Ashcroft v. Iqbal: Contempt for Rules, Statutes, the Constitution, and Elemental Fairness
Nevada Law Journal, Vol. 12, No. 3, pp. 571-581, Summer 2012
Northeastern University School of Law Research Paper No. 93-2012
12 Pages Posted: 24 May 2012
Date Written: May 17, 2012
Abstract
We were asked to write about one of the worst United States Supreme Court opinions we had read. My article is about Ashcroft v. Iqbal because it is such an important decision in the field of federal civil litigation and the majority opinion is unsupportable in so many different ways. I explain how that opinion changes the substantive law of supervisory liability for government officials without providing the parties notice that the issue would be considered by the Court. The majority then enshrines fact pleading requirements in federal court for all cases (although denying they have done so), without following the strict statutory method for amending the Federal Rules of Civil Procedure.
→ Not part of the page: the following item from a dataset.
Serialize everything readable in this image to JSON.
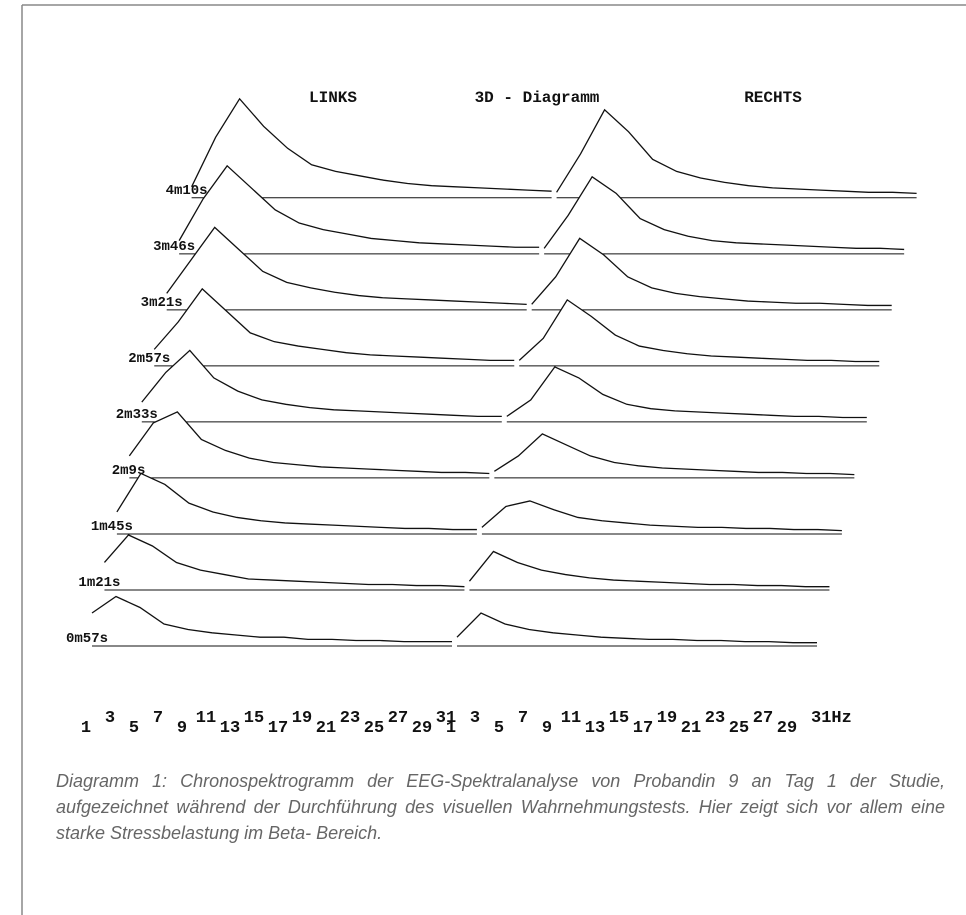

They also do this by misinterpreting Federal Rule 9(b) that permits the general allegation of states of mind and by ignoring the Forms attached to the Rules. Moreover, the instructions by the Court to lower court judges to disregard conclusory allegations and then decide whether a case is “plausible” are non-defining and an invitation for arbitrary decision making. Ashcroft v. Iqbal is in direct contradiction to the liberal pleading, broad discovery regime envisioned by the Supreme Court and Congress in enacting the 1938 Federal Rules of Civil Procedure, and specifically mandated in subsequent Supreme Court decisions, as well as an assault on the private enforcement of public rights that Congress assumed in passing dozens of statutes since 1938. The decision is also an attack on the Seventh Amendment right to trial by jury because its effect is to invite trial judges to decide factual issues in jury cases. The lawless behavior of Justices in the majority in this case returns pleading in Federal Court to a procedural regime that proved unsatisfactory in the second half of the nineteenth century and the early decades of the twentieth.